In both stories, we read of a new man.
- In the case of Saul, the first king of Israel, David was the new man. Saul was rejected. He was replaced.
The Lord said to Samuel, “How long will you mourn for Saul, since I have rejected him as king over Israel? Fill your horn with oil and be on your way; I am sending you to Jesse of Bethlehem. I have chosen one of his sons to be king … So Samuel took the horn of oil and anointed David in the presence of his brothers, and from that day on the Spirit of the Lord came upon David in power. Samuel then went to Ramah” (1 Samuel 16:1, 13).
- In the case of Saul of Tarsus, it was very different. Saul became the new man. He became Paul the apostle. He was saved by the Lord. His life was transformed by the power of Christ’s love. He became a new creation in Christ Jesus. He had this great testimony: “It is no longer I who live but Christ who lives in me.” (Galatians 2:20).
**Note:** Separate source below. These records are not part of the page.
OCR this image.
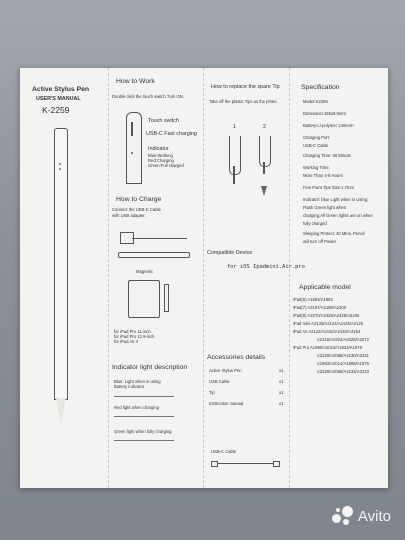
Active Stylus Pen
USER'S MANUAL
K-2259
How to Work
Double click the touch switch,Turn ON.
Touch switch
USB-C Fast charging
Indicator
Blue:Working
Red:Charging
Green:Full charged
How to Charge
Connect the USB-C Cable
with USB adapter.
Magnetic
for iPad Pro 11-inch
for iPad Pro 12.9-inch
for iPad Air 4
Indicator light description
Blue: Light when in using
Battery indicator
Red light when charging
Green light when fully charging
How to replace the spare Tip
Take off the plastic Tips as the photo
1	2
Compatible Device
for iOS Ipadmini.Air.pro
Accessories details
Active Stylus Pen	x1
USB Cable	x1
Tip	x1
Instruction manual	x1
USB-C Cable
Specification
Model:K2259
Dimension:165x8.9mm
Battery:Li-polymer 140mAh
Charging Port:
USB-C Cable
Charging Time: 90 Minute
Working Time:
More Than 4-8 Hours
Fine Point Tips Size:1.7mm
Indicator: blue Light when in Using;
Flash Green light when
charging;All Green lights are on when
fully charged
Sleeping Protect: 30 Mins. Pencil
will turn off Power
Applicable model
iPad(6) A1893/A1954
iPad(7) A2197/A2198/A2200
iPad(8) A2270/A2428/A2429/A2430
iPad mini A2133/A2124/A2125/A2126
iPad Air A2122/A2152/A2153/A2154
A2316/A2324/A2325/A2072
iPad Pro A1980/A2013/A1934/A1979
A2228/A2068/A2230/A2231
A1983/A2014/A1895/A1876
A2229/A2069/A2232/A2233
Avito
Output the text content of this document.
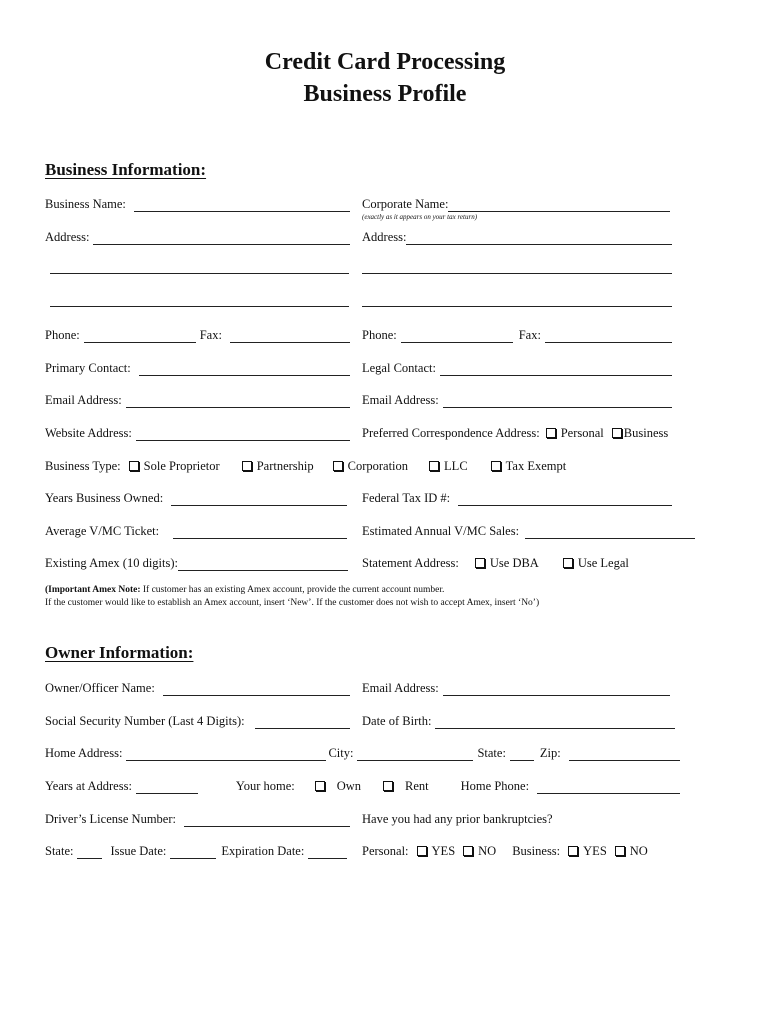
Credit Card Processing
Business Profile
Business Information:
Business Name:	Corporate Name:
(exactly as it appears on your tax return)
Address:	Address:
Phone:	Fax:	Phone:	Fax:
Primary Contact:	Legal Contact:
Email Address:	Email Address:
Website Address:	Preferred Correspondence Address: Personal Business
Business Type: Sole Proprietor	Partnership	Corporation	LLC	Tax Exempt
Years Business Owned:	Federal Tax ID #:
Average V/MC Ticket:	Estimated Annual V/MC Sales:
Existing Amex (10 digits):	Statement Address: Use DBA	Use Legal
(Important Amex Note: If customer has an existing Amex account, provide the current account number.
If the customer would like to establish an Amex account, insert ‘New’. If the customer does not wish to accept Amex, insert ‘No’)
Owner Information:
Owner/Officer Name:	Email Address:
Social Security Number (Last 4 Digits):	Date of Birth:
Home Address:	City:	State:	Zip:
Years at Address:	Your home:	Own	Rent	Home Phone:
Driver’s License Number:	Have you had any prior bankruptcies?
State:	Issue Date:	Expiration Date:	Personal: YES NO Business: YES NO
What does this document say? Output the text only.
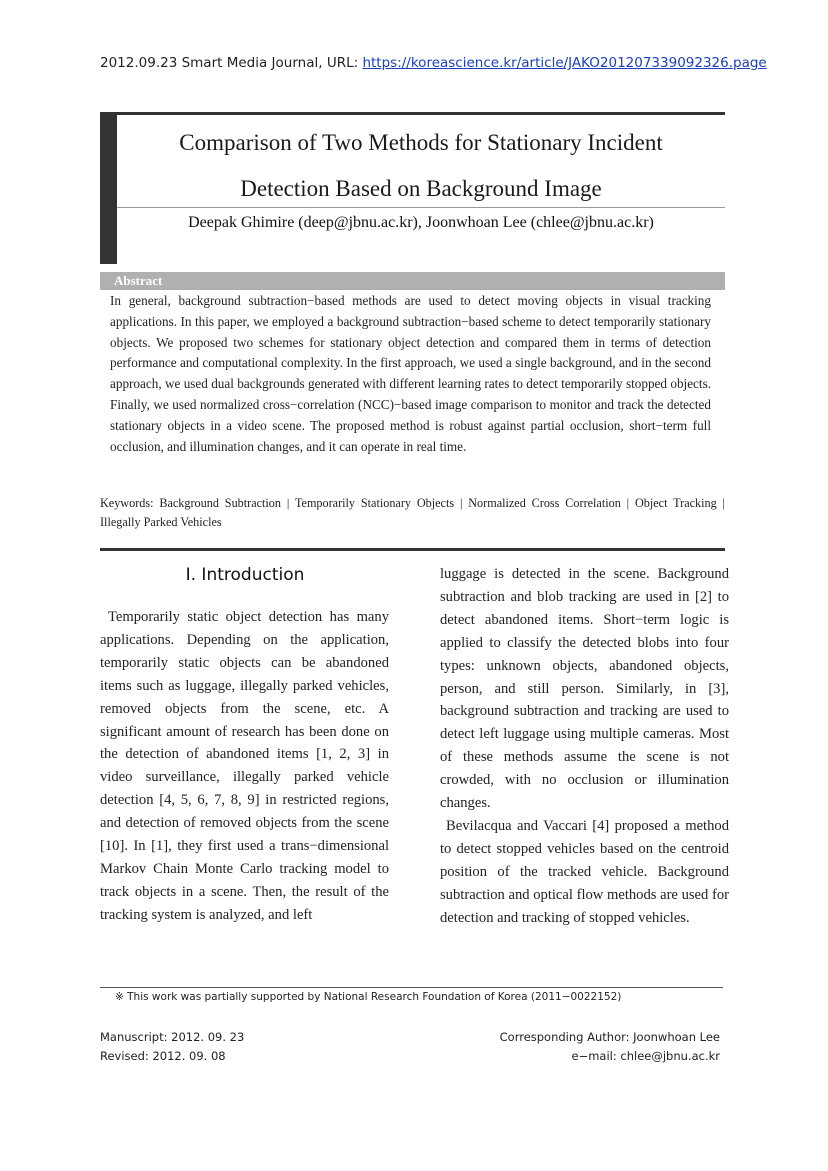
2012.09.23 Smart Media Journal, URL: https://koreascience.kr/article/JAKO201207339092326.page
Comparison of Two Methods for Stationary Incident
Detection Based on Background Image
Deepak Ghimire (deep@jbnu.ac.kr), Joonwhoan Lee (chlee@jbnu.ac.kr)
Abstract
In general, background subtraction−based methods are used to detect moving objects in visual tracking applications. In this paper, we employed a background subtraction−based scheme to detect temporarily stationary objects. We proposed two schemes for stationary object detection and compared them in terms of detection performance and computational complexity. In the first approach, we used a single background, and in the second approach, we used dual backgrounds generated with different learning rates to detect temporarily stopped objects. Finally, we used normalized cross−correlation (NCC)−based image comparison to monitor and track the detected stationary objects in a video scene. The proposed method is robust against partial occlusion, short−term full occlusion, and illumination changes, and it can operate in real time.
Keywords: Background Subtraction | Temporarily Stationary Objects | Normalized Cross Correlation | Object Tracking | Illegally Parked Vehicles
I. Introduction
Temporarily static object detection has many applications. Depending on the application, temporarily static objects can be abandoned items such as luggage, illegally parked vehicles, removed objects from the scene, etc. A significant amount of research has been done on the detection of abandoned items [1, 2, 3] in video surveillance, illegally parked vehicle detection [4, 5, 6, 7, 8, 9] in restricted regions, and detection of removed objects from the scene [10]. In [1], they first used a trans−dimensional Markov Chain Monte Carlo tracking model to track objects in a scene. Then, the result of the tracking system is analyzed, and left
luggage is detected in the scene. Background subtraction and blob tracking are used in [2] to detect abandoned items. Short−term logic is applied to classify the detected blobs into four types: unknown objects, abandoned objects, person, and still person. Similarly, in [3], background subtraction and tracking are used to detect left luggage using multiple cameras. Most of these methods assume the scene is not crowded, with no occlusion or illumination changes.
Bevilacqua and Vaccari [4] proposed a method to detect stopped vehicles based on the centroid position of the tracked vehicle. Background subtraction and optical flow methods are used for detection and tracking of stopped vehicles.
※ This work was partially supported by National Research Foundation of Korea (2011−0022152)
Manuscript: 2012. 09. 23
Revised: 2012. 09. 08
Corresponding Author: Joonwhoan Lee
e−mail: chlee@jbnu.ac.kr
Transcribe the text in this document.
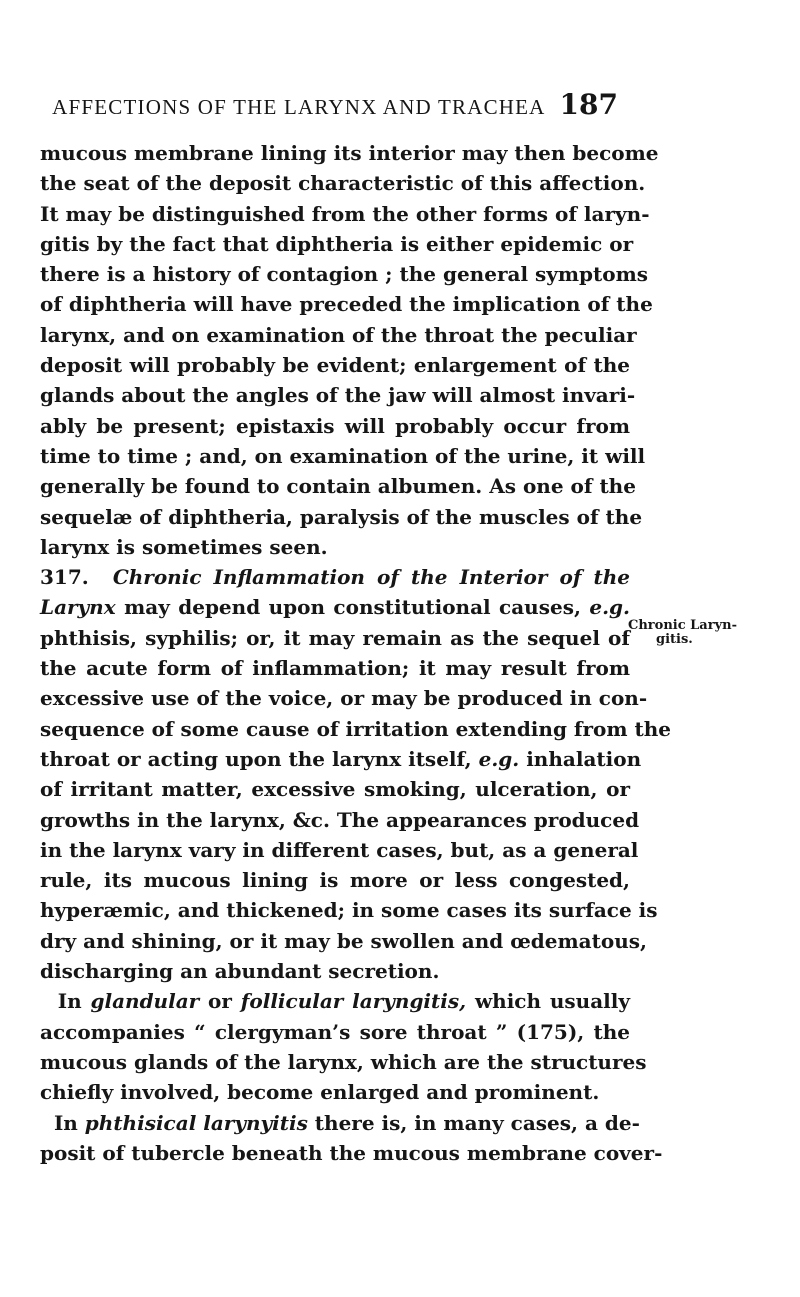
AFFECTIONS OF THE LARYNX AND TRACHEA 187
Chronic Laryn-
gitis.
mucous membrane lining its interior may then become
the seat of the deposit characteristic of this affection.
It may be distinguished from the other forms of laryn-
gitis by the fact that diphtheria is either epidemic or
there is a history of contagion ; the general symptoms
of diphtheria will have preceded the implication of the
larynx, and on examination of the throat the peculiar
deposit will probably be evident; enlargement of the
glands about the angles of the jaw will almost invari-
ably be present; epistaxis will probably occur from
time to time ; and, on examination of the urine, it will
generally be found to contain albumen. As one of the
sequelæ of diphtheria, paralysis of the muscles of the
larynx is sometimes seen.
317. Chronic Inflammation of the Interior of the
Larynx may depend upon constitutional causes, e.g.
phthisis, syphilis; or, it may remain as the sequel of
the acute form of inflammation; it may result from
excessive use of the voice, or may be produced in con-
sequence of some cause of irritation extending from the
throat or acting upon the larynx itself, e.g. inhalation
of irritant matter, excessive smoking, ulceration, or
growths in the larynx, &c. The appearances produced
in the larynx vary in different cases, but, as a general
rule, its mucous lining is more or less congested,
hyperæmic, and thickened; in some cases its surface is
dry and shining, or it may be swollen and œdematous,
discharging an abundant secretion.
In glandular or follicular laryngitis, which usually
accompanies “ clergyman’s sore throat ” (175), the
mucous glands of the larynx, which are the structures
chiefly involved, become enlarged and prominent.
In phthisical larynyitis there is, in many cases, a de-
posit of tubercle beneath the mucous membrane cover-
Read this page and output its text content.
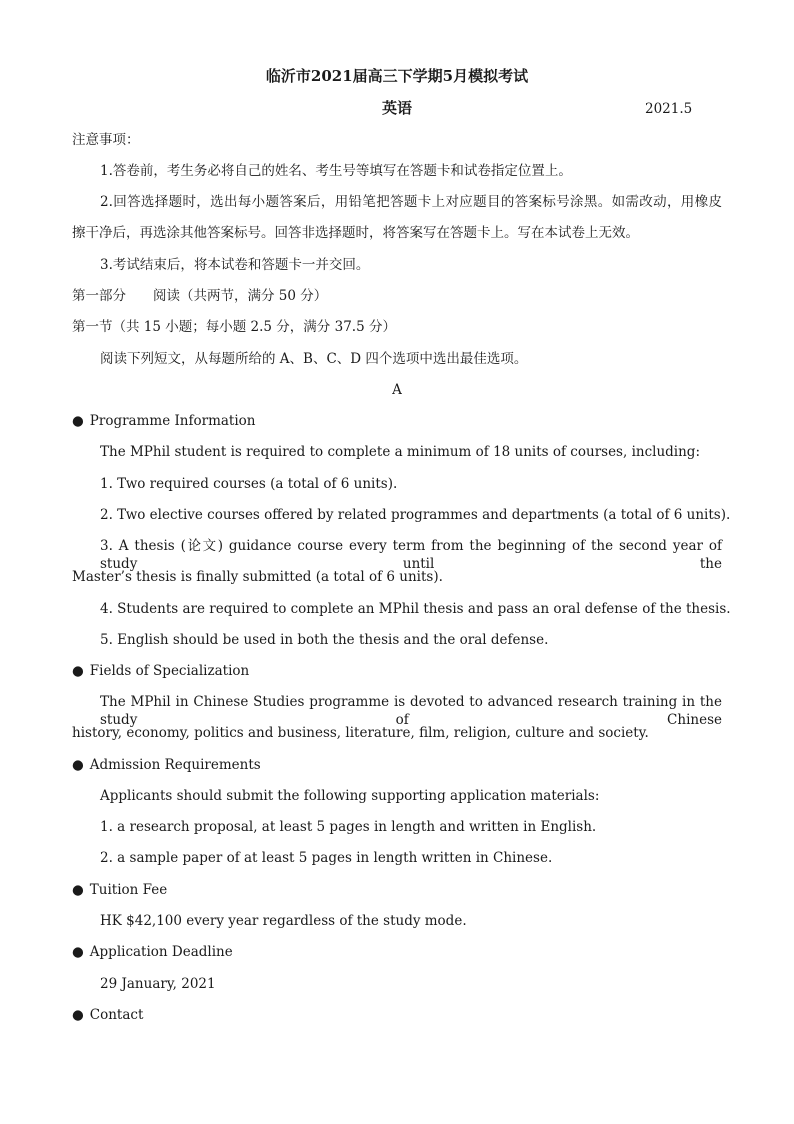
临沂市2021届高三下学期5月模拟考试
英语	2021.5
注意事项：
1.答卷前，考生务必将自己的姓名、考生号等填写在答题卡和试卷指定位置上。
2.回答选择题时，选出每小题答案后，用铅笔把答题卡上对应题目的答案标号涂黑。如需改动，用橡皮
擦干净后，再选涂其他答案标号。回答非选择题时，将答案写在答题卡上。写在本试卷上无效。
3.考试结束后，将本试卷和答题卡一并交回。
第一部分　　阅读（共两节，满分 50 分）
第一节（共 15 小题；每小题 2.5 分，满分 37.5 分）
阅读下列短文，从每题所给的 A、B、C、D 四个选项中选出最佳选项。
A
● Programme Information
The MPhil student is required to complete a minimum of 18 units of courses, including:
1. Two required courses (a total of 6 units).
2. Two elective courses offered by related programmes and departments (a total of 6 units).
3. A thesis (论文) guidance course every term from the beginning of the second year of study until the
Master’s thesis is finally submitted (a total of 6 units).
4. Students are required to complete an MPhil thesis and pass an oral defense of the thesis.
5. English should be used in both the thesis and the oral defense.
● Fields of Specialization
The MPhil in Chinese Studies programme is devoted to advanced research training in the study of Chinese
history, economy, politics and business, literature, film, religion, culture and society.
● Admission Requirements
Applicants should submit the following supporting application materials:
1. a research proposal, at least 5 pages in length and written in English.
2. a sample paper of at least 5 pages in length written in Chinese.
● Tuition Fee
HK $42,100 every year regardless of the study mode.
● Application Deadline
29 January, 2021
● Contact
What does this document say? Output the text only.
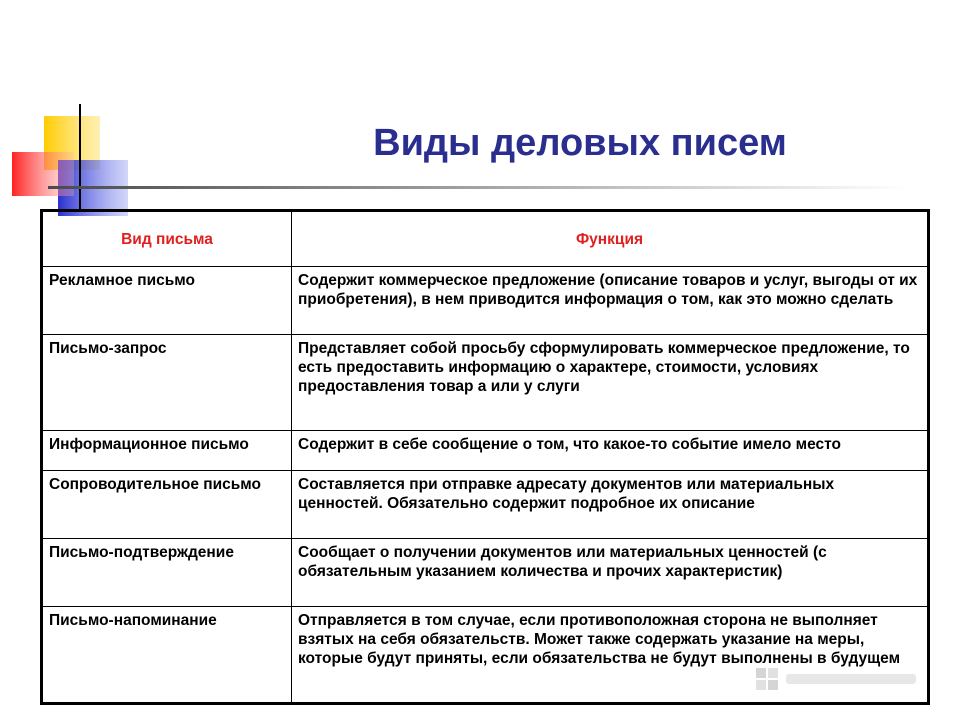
Виды деловых писем
Вид письма	Функция
Рекламное письмо	Содержит коммерческое предложение (описание товаров и услуг, выгоды от их приобретения), в нем приводится информация о том, как это можно сделать
Письмо-запрос	Представляет собой просьбу сформулировать коммерческое предложение, то есть предоставить информацию о характере, стоимости, условиях предоставления товар а или у слуги
Информационное письмо	Содержит в себе сообщение о том, что какое-то событие имело место
Сопроводительное письмо	Составляется при отправке адресату документов или материальных ценностей. Обязательно содержит подробное их описание
Письмо-подтверждение	Сообщает о получении документов или материальных ценностей (с обязательным указанием количества и прочих характеристик)
Письмо-напоминание	Отправляется в том случае, если противоположная сторона не выполняет взятых на себя обязательств. Может также содержать указание на меры, которые будут приняты, если обязательства не будут выполнены в будущем
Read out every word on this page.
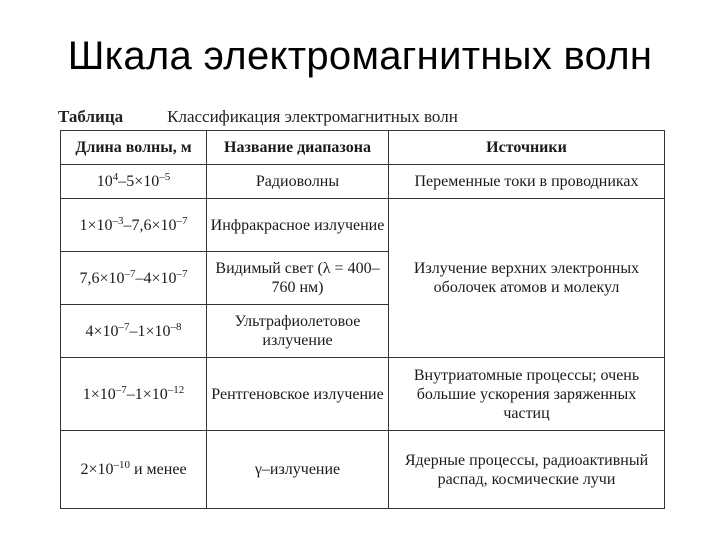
Шкала электромагнитных волн
Таблица	Классификация электромагнитных волн
Длина волны, м	Название диапазона	Источники
$10^4-5\times 10^{-5}$	Радиоволны	Переменные токи в проводниках
$1\times 10^{-3}-7,6\times 10^{-7}$	Инфракрасное излучение	Излучение верхних электронных оболочек атомов и молекул
$7,6\times 10^{-7}-4\times 10^{-7}$	Видимый свет (λ = 400–760 нм)	
$4\times 10^{-7}-1\times 10^{-8}$	Ультрафиолетовое излучение	
$1\times 10^{-7}-1\times 10^{-12}$	Рентгеновское излучение	Внутриатомные процессы; очень большие ускорения заряженных частиц
$2\times 10^{-10}$ и менее	γ–излучение	Ядерные процессы, радиоактивный распад, космические лучи
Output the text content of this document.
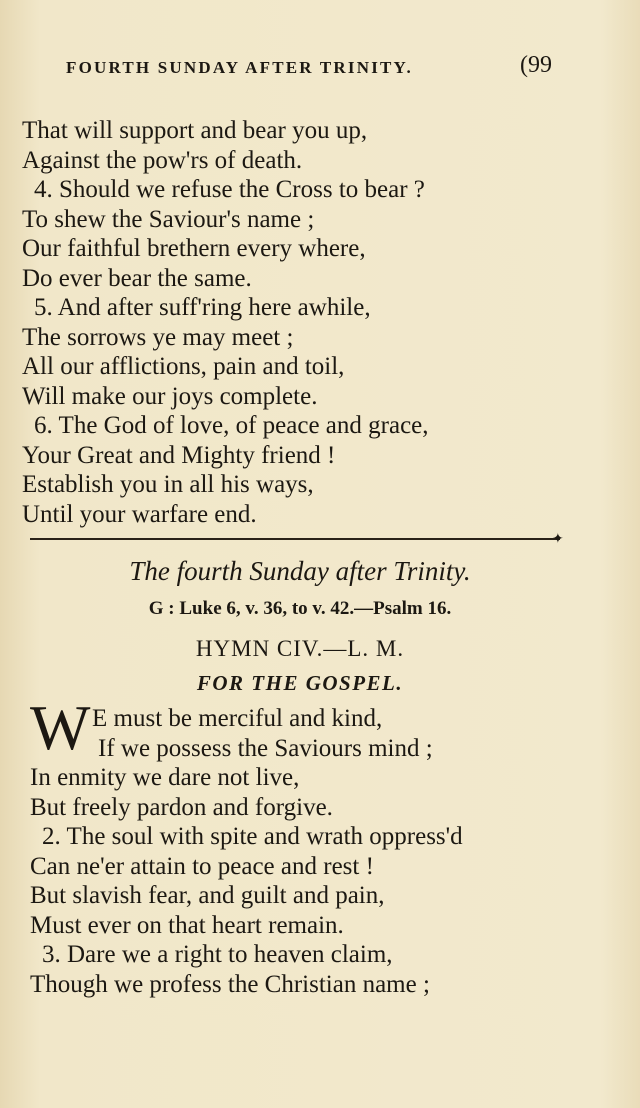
FOURTH SUNDAY AFTER TRINITY.	(99
That will support and bear you up,
Against the pow'rs of death.
4. Should we refuse the Cross to bear ?
To shew the Saviour's name ;
Our faithful brethern every where,
Do ever bear the same.
5. And after suff'ring here awhile,
The sorrows ye may meet ;
All our afflictions, pain and toil,
Will make our joys complete.
6. The God of love, of peace and grace,
Your Great and Mighty friend !
Establish you in all his ways,
Until your warfare end.
✦
The fourth Sunday after Trinity.
G : Luke 6, v. 36, to v. 42.—Psalm 16.
HYMN CIV.—L. M.
FOR THE GOSPEL.
W E must be merciful and kind,
If we possess the Saviours mind ;
In enmity we dare not live,
But freely pardon and forgive.
2. The soul with spite and wrath oppress'd
Can ne'er attain to peace and rest !
But slavish fear, and guilt and pain,
Must ever on that heart remain.
3. Dare we a right to heaven claim,
Though we profess the Christian name ;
- We don’t need to be like Saul, the first king of Israel – castaway, laid aside as of no further use (1 Corinthians 9:27).
- Each of us can be like Paul the apostle. In 2 Corinthians 5:17, we have more than Paul’s own testimony. we have a call to each one of us. God is calling us to be transformed by the power of Christ’s love. He is calling us to become “a new creation in Christ” – “If anyone is in Christ, he is a new creation. The old has gone. The new has come!”
- The Power - "the Spirit of the Lord came upon David in power" (1 Samuel 16:13).
- The Victory - "I come against you in the name of the Lord Almighty ... the battle is the Lord's, and he will give all of you into our hands" (1 Samuel 17:45, 47).
- The Thanksgiving - "I will exalt you, O Lord, for you lifted me out of the depths and did not let my enemies gloat over me" (Psalm 30:1).